Researchers at the National Institute of Standards and Technology (NIST) have demonstrated a microminiaturised device that can make complex viscosity measurements - critical data for a wide variety of fields dealing with things that have to flow - on sample sizes as small as a few nanolitres. Currently a table-top prototype, the NIST rheometer could be a particularly valuable tool for biotechnologists studying minute quantities of complex materials that must function in confined spaces.
Viscosity, elasticity and how materials flow when subject to a force is the subject of rheology, and the measurements tell a lot about a complicated material like a gel. Is it more like a liquid or a solid? By how much and under what conditions?
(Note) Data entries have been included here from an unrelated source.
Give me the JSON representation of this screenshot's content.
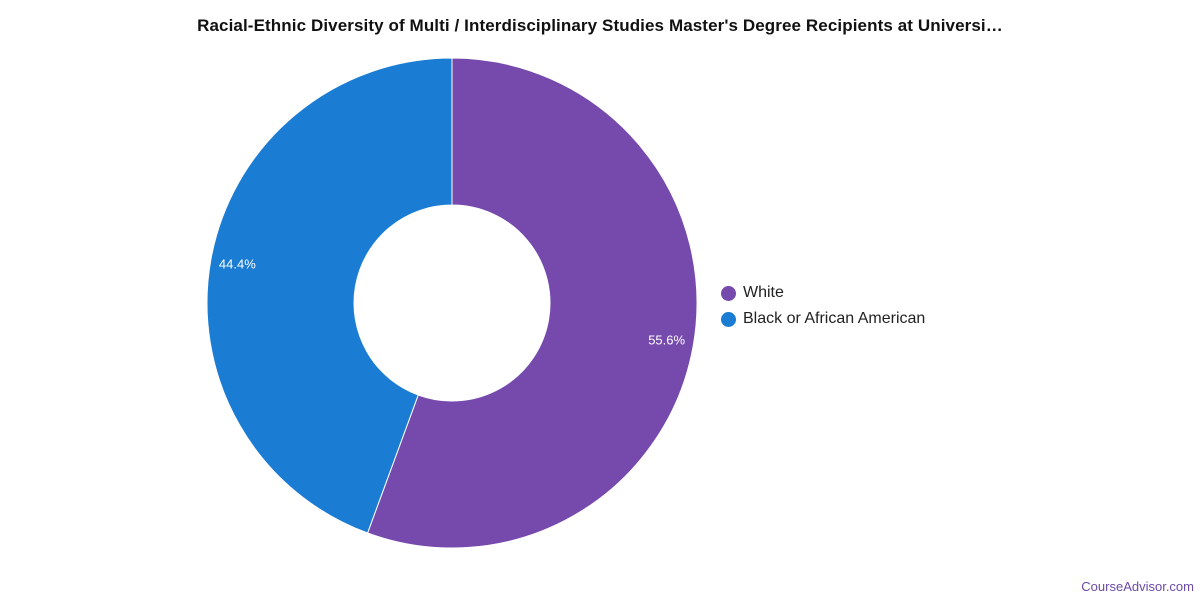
{
  "chart_data": {
    "type": "pie",
    "title": "Racial-Ethnic Diversity of Multi / Interdisciplinary Studies Master's Degree Recipients at Universi…",
    "categories": [
      "White",
      "Black or African American"
    ],
    "values": [
      55.6,
      44.4
    ],
    "value_labels": [
      "55.6%",
      "44.4%"
    ],
    "colors": [
      "#7649ad",
      "#1a7cd3"
    ],
    "donut": true,
    "legend_position": "right"
  },
  "footer": {
    "credit": "CourseAdvisor.com"
  }
}
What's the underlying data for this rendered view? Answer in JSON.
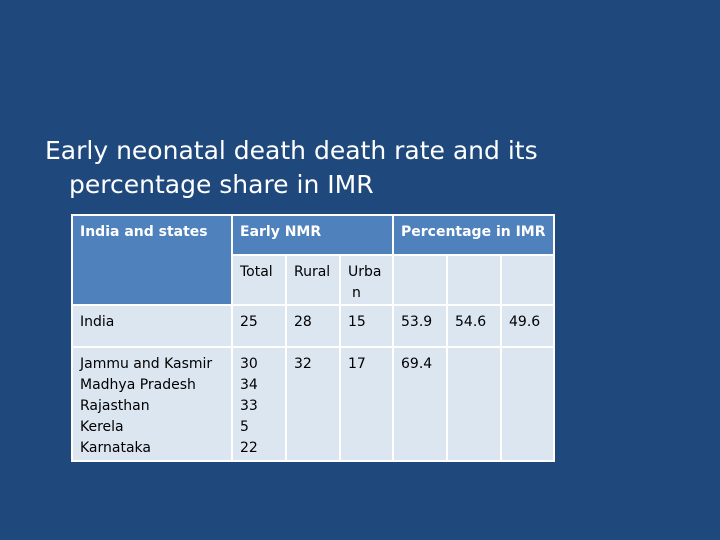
{
  "title_line1": "Early neonatal death death rate and its",
  "title_line2": "percentage share in IMR",
  "table": {
    "header": {
      "col1": "India and states",
      "early_nmr": "Early NMR",
      "pct_imr": "Percentage in IMR"
    },
    "subheader": {
      "total": "Total",
      "rural": "Rural",
      "urban_line1": "Urba",
      "urban_line2": "n"
    },
    "row_india": {
      "name": "India",
      "total": "25",
      "rural": "28",
      "urban": "15",
      "p1": "53.9",
      "p2": "54.6",
      "p3": "49.6"
    },
    "row_states": {
      "names": [
        "Jammu and Kasmir",
        "Madhya Pradesh",
        "Rajasthan",
        "Kerela",
        "Karnataka"
      ],
      "totals": [
        "30",
        "34",
        "33",
        "5",
        "22"
      ],
      "rural": "32",
      "urban": "17",
      "p1": "69.4"
    }
  }
}
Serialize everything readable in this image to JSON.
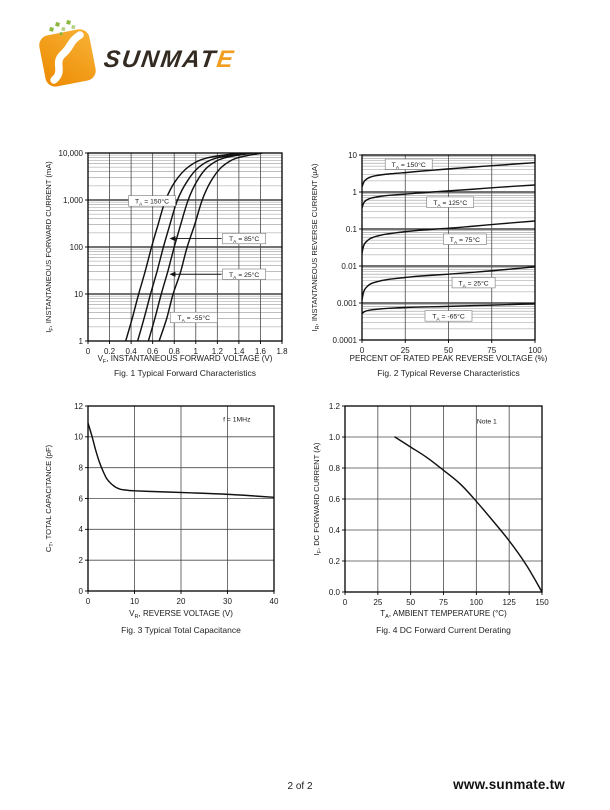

The popular toy Silly Putty is a classic example of complex viscoelasticity, bouncing better than a rubber ball under a sharp, sudden force but slumping into a puddle when left alone.
One common way to make dynamic rheology measurements (how behaviour changes with the speed or frequency of the applied force) is with a sizeable lab instrument that traps a test sample between a fixed plate and one that moves, and measures how much the thin layer of test material resists being deformed. Typical sample sizes are around a couple of millilitres, which doesn't sound like much, but, says polymer scientist Gordon Christopher, for some researchers it's a whole bunch.
'A lot of people in the biosciences are making very complex designer fluids based on proteins where you might make only 10 millilitres at a time. Polypeptide hydrogels for drug delivery or tissue replacement, for example,' Christopher explains. 'Their flow behaviours are very complicated and you really need to understand them, but in a traditional rheometer your sample for a single test is a large percentage of what you just spent two months making.'
Inspired by a talk by a NIST scientist working on the design of novel nano positioning microelectromechanical systems (MEMS), team leader Kalman Migler and his colleagues began a collaboration to build a MEMS device that duplicated a classic sliding-plate dynamic rheometer - but in a space about one-twentieth the size of a postage stamp. The sample size of the MEMS rheometer is about 5 nanolitres. 'With our device, if you gave me a millilitre of sample, I could give you back hundreds of tests,' Christopher says.
Equally as important, he says, the MEMS rheometer inherently tests materials when they are confined in a very small space. For many biological applications where the material is meant to be used in a confined region like a blood vessel or the interior of a cell - or must be injected through a thin needle - understanding the flow characteristics of small amounts in a small space is more important than knowing how it behaves in bulk.
NIST's early prototype MEMS rheometers include only the core sliding plate mechanism on the MEMS chip, and rely on a microscope and high-speed cameras for the actual measurements. In a more polished version, according to the research team, the necessary sensors could be included on the chip and the entire instrument reduced to a handheld device for, e.g., quality control measurements on a plant floor. The NIST MEMS dynamic rheometer is described in a new paper in Lab on a Chip.